İhsânullah Han 31 Temmuz 1920'de Reşt'te yeni bir devlet kurdu. Yayımladığı beyannâmede zenginlerin mülklerinin alınıp köylülere dağıtılacağını belirttiği halde köylülerin bütün mal varlıklarına el koydu. Ancak Ağustos 1920'de herhangi bir hazırlık yapmaksızın Tahran üzerine yürümeye kalkıştı ve ağır bir yenilgiye uğradı. 1921'de Haydar Han Amûoğlu'nun emrine giren komünist partisi, Kûçek Han'ın yönetimindeki Cengelîler'le İhsânullah Han taraftarlarının yeniden bir tek cephede toplanmasını sağladı ve Gîlân'da Mirza Kûçek Han'ın liderliğinde yeni bir hükümet kuruldu. Kûçek Han Gîlân'ı şah hükümetine karşı bir savaş üssü yaptı. Bu hükümet yabancı müdahaleleri reddetmekle beraber Rusya'ya sempati duyuyordu. Ancak bir süre sonra bu yeni cephede de anlaşmazlık çıktı. İhsânullah Han bir defa daha Tahran üzerine yürümeye kalkıştıysa da yine ağır bir yenilgiye uğradı ve etrafındakiler dağıldı. 30 Temmuz 1921'de birleşik cepheden uzaklaştırılan İhsânullah Han Lâhîcân'a gitti. Bu arada Mirza Kûçek Han'la Haydar Han Amûoğlu'nun da arası açıldı. Kûçek Han daha önce olduğu gibi bu defa da şah hükümetiyle anlaşmaya çalıştı. Komünistler 4 Ağustos 1921'de Gîlân'da cumhuriyet ilân ettiler.
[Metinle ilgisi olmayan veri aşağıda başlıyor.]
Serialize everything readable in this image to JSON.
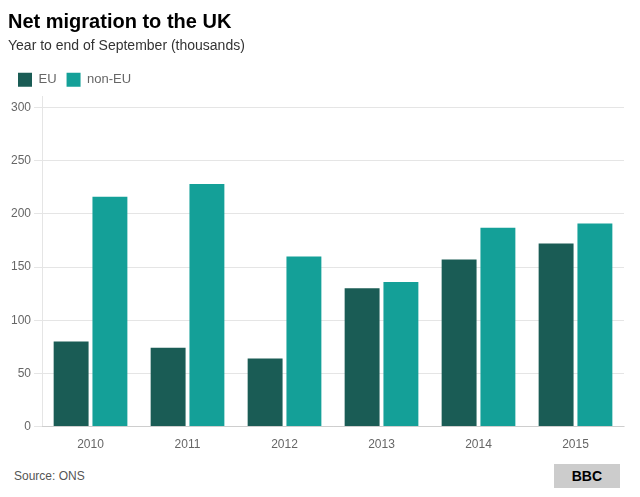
{
  "chart_data": {
    "type": "bar",
    "title": "Net migration to the UK",
    "subtitle": "Year to end of September (thousands)",
    "categories": [
      "2010",
      "2011",
      "2012",
      "2013",
      "2014",
      "2015"
    ],
    "series": [
      {
        "name": "EU",
        "color": "#1a5c55",
        "values": [
          80,
          74,
          64,
          130,
          157,
          172
        ]
      },
      {
        "name": "non-EU",
        "color": "#14a098",
        "values": [
          216,
          228,
          160,
          136,
          187,
          191
        ]
      }
    ],
    "ylim": [
      0,
      310
    ],
    "yticks": [
      0,
      50,
      100,
      150,
      200,
      250,
      300
    ],
    "grid": true,
    "legend": "upper left",
    "annotations": [
      "Source: ONS",
      "BBC"
    ]
  }
}
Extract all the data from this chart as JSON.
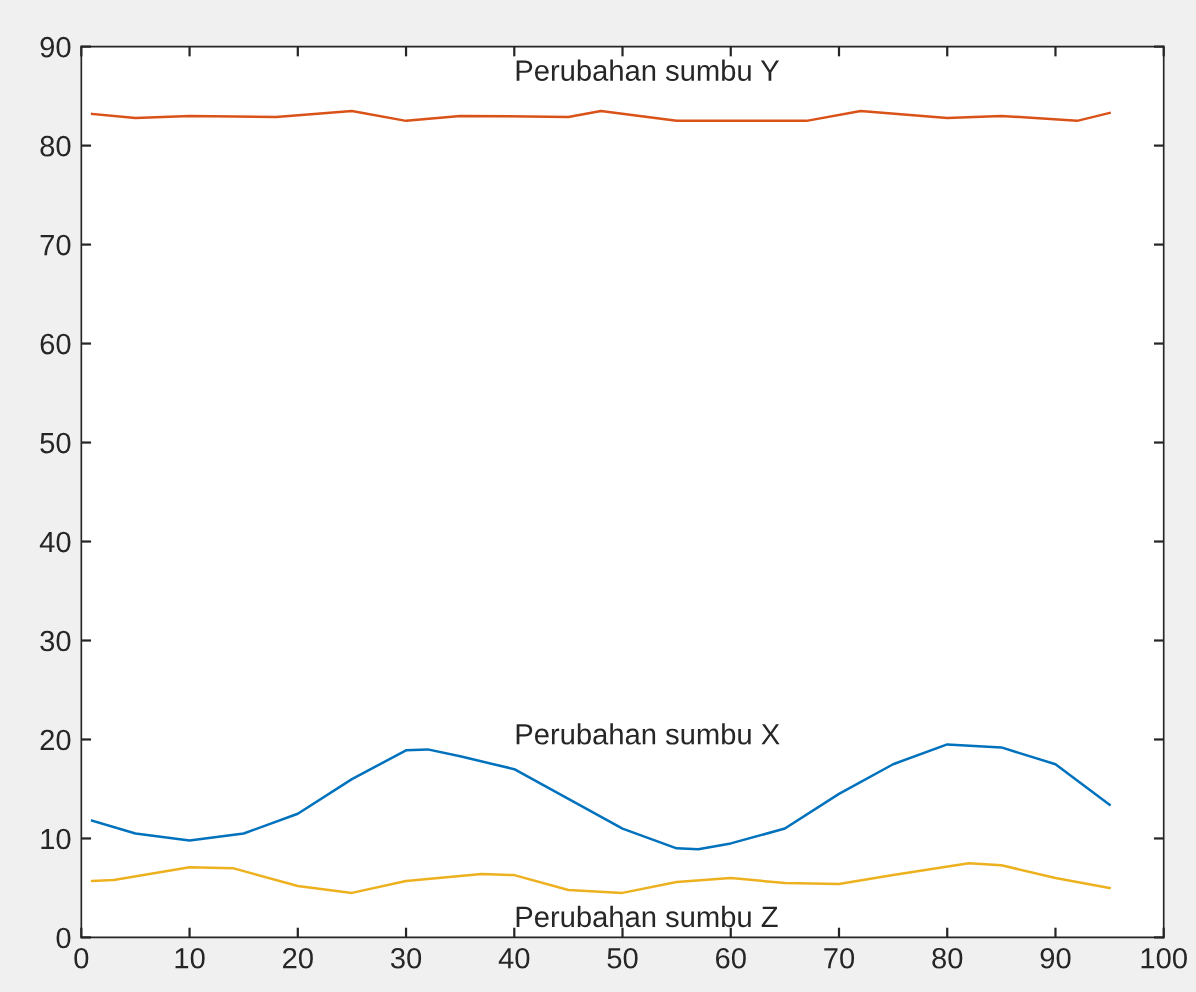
{
  "chart_data": {
    "type": "line",
    "xlim": [
      0,
      100
    ],
    "ylim": [
      0,
      90
    ],
    "xticks": [
      0,
      10,
      20,
      30,
      40,
      50,
      60,
      70,
      80,
      90,
      100
    ],
    "yticks": [
      0,
      10,
      20,
      30,
      40,
      50,
      60,
      70,
      80,
      90
    ],
    "grid": false,
    "legend": false,
    "marker": "none",
    "line_style": "solid",
    "series": [
      {
        "color": "#0072bd",
        "x": [
          1,
          5,
          10,
          15,
          20,
          25,
          30,
          32,
          35,
          40,
          45,
          50,
          55,
          57,
          60,
          65,
          70,
          75,
          80,
          85,
          90,
          95
        ],
        "values": [
          11.8,
          10.5,
          9.8,
          10.5,
          12.5,
          16,
          18.9,
          19,
          18.3,
          17,
          14,
          11,
          9,
          8.9,
          9.5,
          11,
          14.5,
          17.5,
          19.5,
          19.2,
          17.5,
          13.4
        ]
      },
      {
        "color": "#d95319",
        "x": [
          1,
          5,
          10,
          18,
          25,
          30,
          35,
          45,
          48,
          55,
          60,
          67,
          72,
          80,
          85,
          92,
          95
        ],
        "values": [
          83.2,
          82.8,
          83,
          82.9,
          83.5,
          82.5,
          83,
          82.9,
          83.5,
          82.5,
          82.5,
          82.5,
          83.5,
          82.8,
          83,
          82.5,
          83.3
        ]
      },
      {
        "color": "#edb120",
        "x": [
          1,
          3,
          10,
          14,
          20,
          25,
          30,
          37,
          40,
          45,
          50,
          55,
          60,
          65,
          70,
          75,
          82,
          85,
          90,
          95
        ],
        "values": [
          5.7,
          5.8,
          7.1,
          7,
          5.2,
          4.5,
          5.7,
          6.4,
          6.3,
          4.8,
          4.5,
          5.6,
          6,
          5.5,
          5.4,
          6.3,
          7.5,
          7.3,
          6,
          5
        ]
      }
    ],
    "annotations": [
      "Perubahan sumbu Y",
      "Perubahan sumbu X",
      "Perubahan sumbu Z"
    ]
  }
}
Ancak 29 Eylül 1921'de Reşt civarında Pesîhan'da inkılâp komitelerini kurmaya çalışan Haydar Han Amûoğlu Kûçek Han kuvvetleri tarafından öldürüldü.

Sovyetler'in İngiltere ve İran'la münasebetlerini düzeltmek istemesi ve 26 Şubat 1921'de Sovyet-İran antlaşmasının imzalanması Cengelî hareketinin sonu oldu. Sovyet hükümeti İran'a karşı emperyalist politikalarını terkederek ordusunu 8 Eylül 1921'de bu ülkeden çekti. Sovyet desteğini kaybeden Cengelî hareketi düzenli İran ordusu karşısında yalnız kaldı. İran hükümeti Ekim 1921'de Rızâ Han (Rızâ Şah) kumandasındaki İran Kazakları'nı Cengelîler'in üzerine Gîlân'a gönderdi ve onları tamamıyla yok etti. Kûçek Han kaçtığı Tâliş dağlarında yakalandı, bir köylü tarafından kesilen başı Tahran'a getirildi (1300 hş./1921). Kaynaklarda muhalifleri tarafından öldürüldüğü veya soğuktan donduğu şeklinde rivayetler de vardır. İhsânullah Han ise Mâzenderan'da Vâlâserâ'da yaptığı toplantıda komitesini dağıttıktan sonra seksen kişiyle birlikte Bakü'ye kaçtı. Burada arkadaşlarına ve kendisine tanınan bazı menfaatler karşılığında gönüllü olarak Kızıl Ordu'ya yazıldı. Ancak 1924'te gönüllü askerlik uygulamasına son verilince bundan hoşnut olmayan taraftarlarının bir kısmı ortadan kaldırıldı. İhsânullah Han da Türkistan'a sürüldü ve 1939'da orada öldü.

Kûçek Han'ın gerek yazıları gerekse açıklamalarından, onun Sovyetler dahil bütün dış müdahalelere karşı olduğu ve tam bağımsız bir İran devletini hedeflediği anlaşılmaktadır. İngilizler'e ve onlarla iş birliği yapan İran yönetimine karşı Sovyetler'in yardımıyla mücadele etmekte sakınca görmemesi onun komünist olduğunu göstermez. Hatta bir ölçüde, o sırada Osmanlı Devleti'nin yaymaya çalıştığı panislâmizmin etkisi altındadır. Ancak İhsânullah Han ve taraftarları vasıtasıyla Cengelî hareketine sosyalizm de girmiş, özel mülkiyete ve İslâmî esaslara karşı tavır alınmıştır. Bu bakımdan hareketin fikrî bir bütünlük içinde olduğunu söylemek mümkün değildir.